65 3 hours ago | parent | prev | next [-]

Seems mostly knee-jerk reactionary more than anything. I'm sure this is to justify hiring even more administrators.

bgwalter 3 hours ago | parent | prev | next [-]

https://www.purdue.edu/newsroom/2025/Q4/purdue-unveils-compr...

"all as informed by evolving workforce and employer needs"

“At the same time, it’s absolutely imperative that a requirement like this is well informed by continual input from industry partners and employers more broadly."

Purdue is engaging in the oldest profession in the world. And the students pay for this BS.

turtleyacht 5 hours ago | parent | prev | next [-]

Upfront computer literacy may have never been convincing enough; AI could be the ubiquitous and timely leverage to open the way for general machine thinking.

keiferski 5 hours ago | parent | prev [-]

I don’t really get the dismissive comments here. Universities have had gen ed requirements for years, one of which is usually something to do with computers. AI seems to be a technology that will be increasingly relevant…so a basic gen ed requirement seems logical.

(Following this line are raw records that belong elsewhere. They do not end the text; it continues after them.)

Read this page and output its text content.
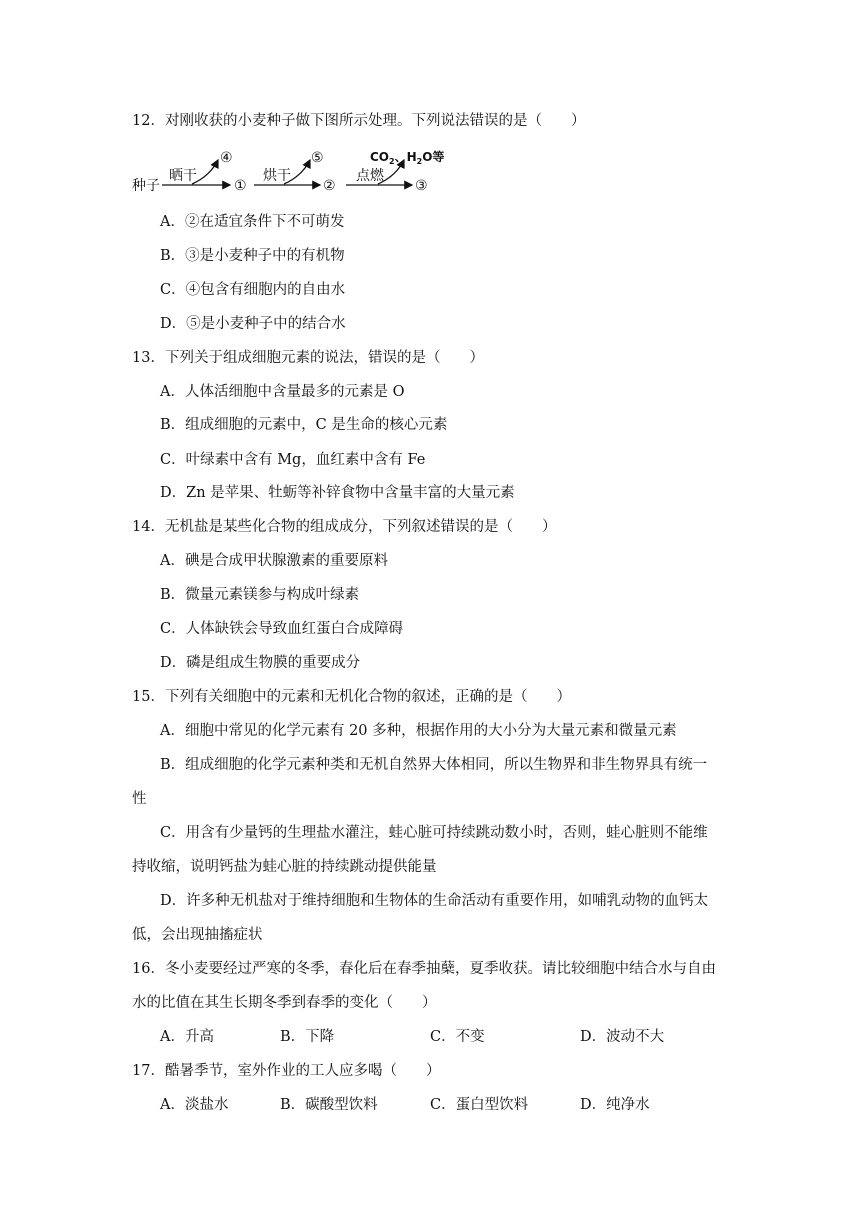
12．对刚收获的小麦种子做下图所示处理。下列说法错误的是（　　）
种子
晒干
①
④
烘干
②
⑤
点燃
③
$CO_2$、$H_2O$等
A．②在适宜条件下不可萌发
B．③是小麦种子中的有机物
C．④包含有细胞内的自由水
D．⑤是小麦种子中的结合水
13．下列关于组成细胞元素的说法，错误的是（　　）
A．人体活细胞中含量最多的元素是 O
B．组成细胞的元素中，C 是生命的核心元素
C．叶绿素中含有 Mg，血红素中含有 Fe
D．Zn 是苹果、牡蛎等补锌食物中含量丰富的大量元素
14．无机盐是某些化合物的组成成分，下列叙述错误的是（　　）
A．碘是合成甲状腺激素的重要原料
B．微量元素镁参与构成叶绿素
C．人体缺铁会导致血红蛋白合成障碍
D．磷是组成生物膜的重要成分
15．下列有关细胞中的元素和无机化合物的叙述，正确的是（　　）
A．细胞中常见的化学元素有 20 多种，根据作用的大小分为大量元素和微量元素
B．组成细胞的化学元素种类和无机自然界大体相同，所以生物界和非生物界具有统一
性
C．用含有少量钙的生理盐水灌注，蛙心脏可持续跳动数小时，否则，蛙心脏则不能维
持收缩，说明钙盐为蛙心脏的持续跳动提供能量
D．许多种无机盐对于维持细胞和生物体的生命活动有重要作用，如哺乳动物的血钙太
低，会出现抽搐症状
16．冬小麦要经过严寒的冬季，春化后在春季抽蘖，夏季收获。请比较细胞中结合水与自由
水的比值在其生长期冬季到春季的变化（　　）
A．升高	B．下降	C．不变	D．波动不大
17．酷暑季节，室外作业的工人应多喝（　　）
A．淡盐水	B．碳酸型饮料	C．蛋白型饮料	D．纯净水
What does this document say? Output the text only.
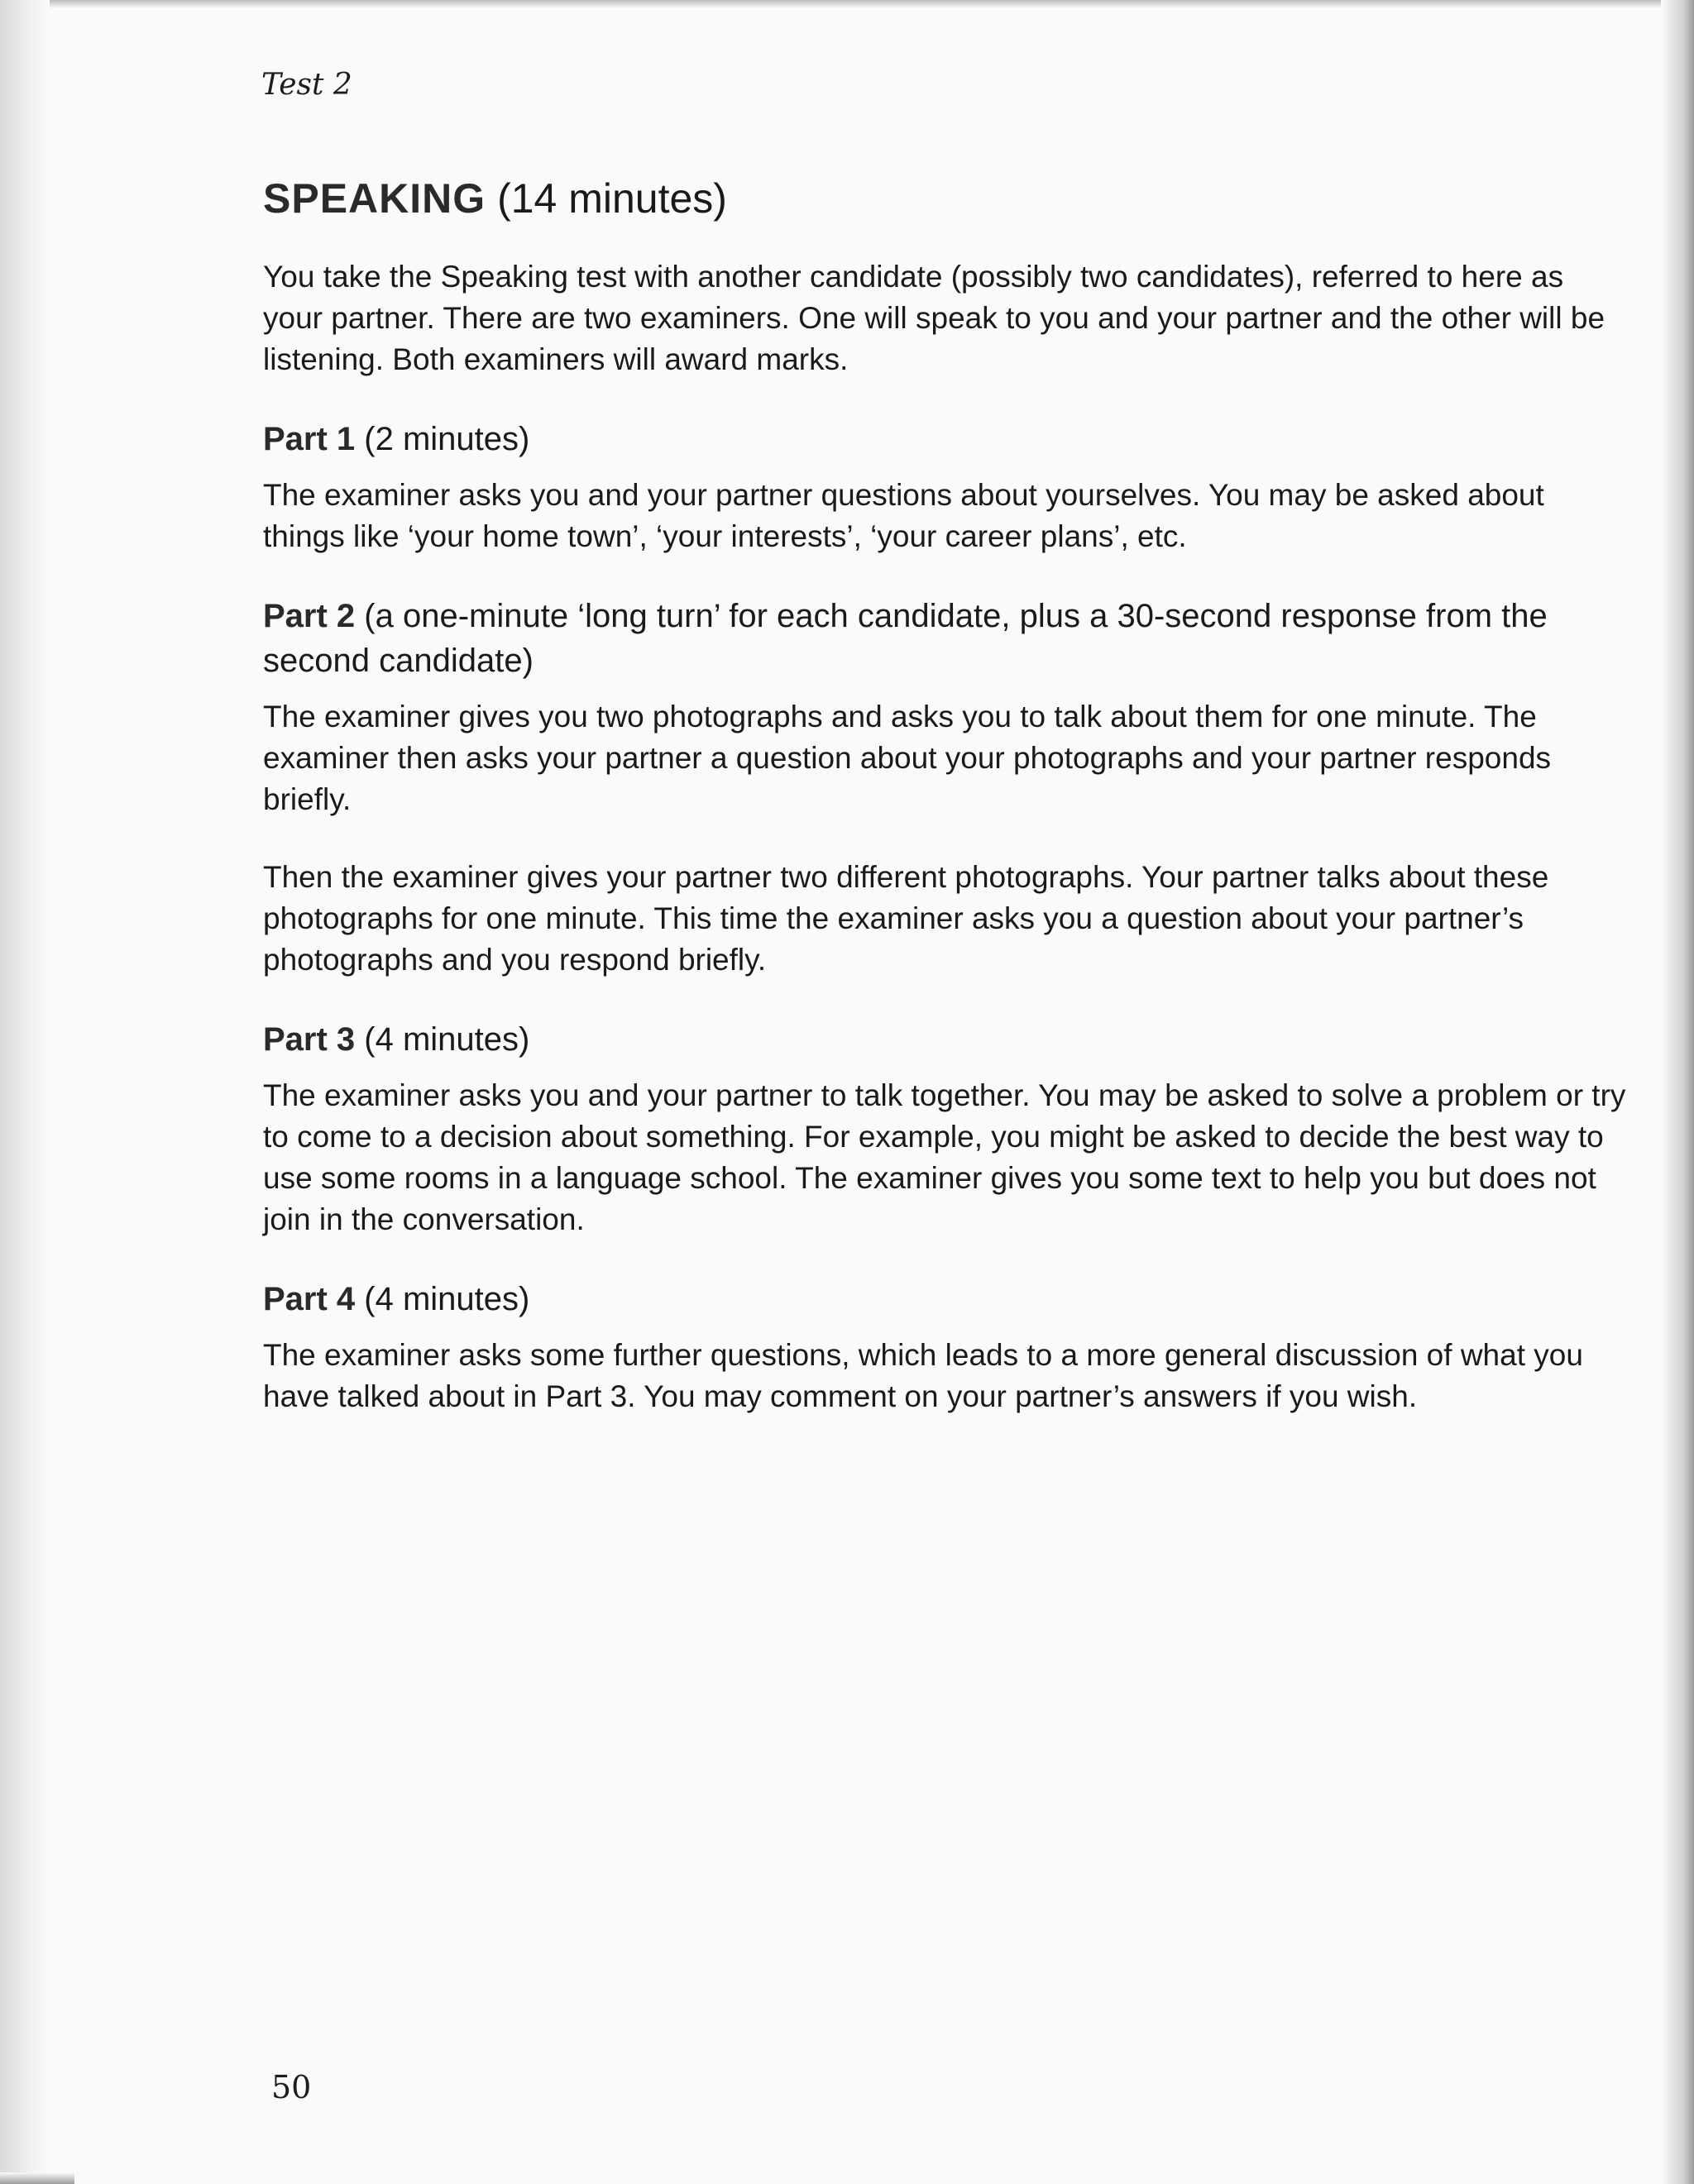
Test 2
SPEAKING (14 minutes)

You take the Speaking test with another candidate (possibly two candidates), referred to here as your partner. There are two examiners. One will speak to you and your partner and the other will be listening. Both examiners will award marks.

Part 1 (2 minutes)

The examiner asks you and your partner questions about yourselves. You may be asked about things like ‘your home town’, ‘your interests’, ‘your career plans’, etc.

Part 2 (a one-minute ‘long turn’ for each candidate, plus a 30-second response from the second candidate)

The examiner gives you two photographs and asks you to talk about them for one minute. The examiner then asks your partner a question about your photographs and your partner responds briefly.

Then the examiner gives your partner two different photographs. Your partner talks about these photographs for one minute. This time the examiner asks you a question about your partner’s photographs and you respond briefly.

Part 3 (4 minutes)

The examiner asks you and your partner to talk together. You may be asked to solve a problem or try to come to a decision about something. For example, you might be asked to decide the best way to use some rooms in a language school. The examiner gives you some text to help you but does not join in the conversation.

Part 4 (4 minutes)

The examiner asks some further questions, which leads to a more general discussion of what you have talked about in Part 3. You may comment on your partner’s answers if you wish.

50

BeetleB 4 hours ago | parent | next [-]

The problem is the field is changing way too fast. It's almost certain that whatever they'll learn will be outdated/wrong/poor practice by the time they graduate. Just compare with the state of things 2 years ago.

bigstrat2003 an hour ago | parent | prev | next [-]

> AI seems to be a technology that will be increasingly relevant

That's why you don't understand the dismissive comments. The reality is that the technology sucks for actually doing anything useful. Mandating that kids work with a poor tool just because it's trendy right now is the height of foolishness.

UncleEntity 4 hours ago | parent | prev | next [-]

Yeah, I'm still bitter I had to pass a literacy exam to get my BA and that was 28 years ago.

And I just know this is going to turn into a (pearl-clutching) AI Ethics course...

alephnerd 4 hours ago | parent | prev [-]

These are the same people who would pooh-pooh teaching Excel and basic coding skills to non-STEM majors or have CS students take ethics or GenEd classes.

AI/ML isn't going to completely shift the world, but understanding how to do basic prompt engineering, validate against hallucinations, and know what the difference between ChatGPT and GPT-4o is valuable for people who do not have a software background.

Gaining any kind of knowledge is a net win.

hansmayer 4 hours ago | parent [-]

"basic prompt engineering" - Since when has writing English language sentences become nothing less than "engineering" ?

IncreasePosts 2 hours ago | parent [-]

It's more about knowing the tricks to get llms to give you the output you want.

However, there's no reason to think any trick would be relevant even in a year. As llms get better, why wouldn't we just have them auto rewrite prompts using appropriate prompt engineering tricks?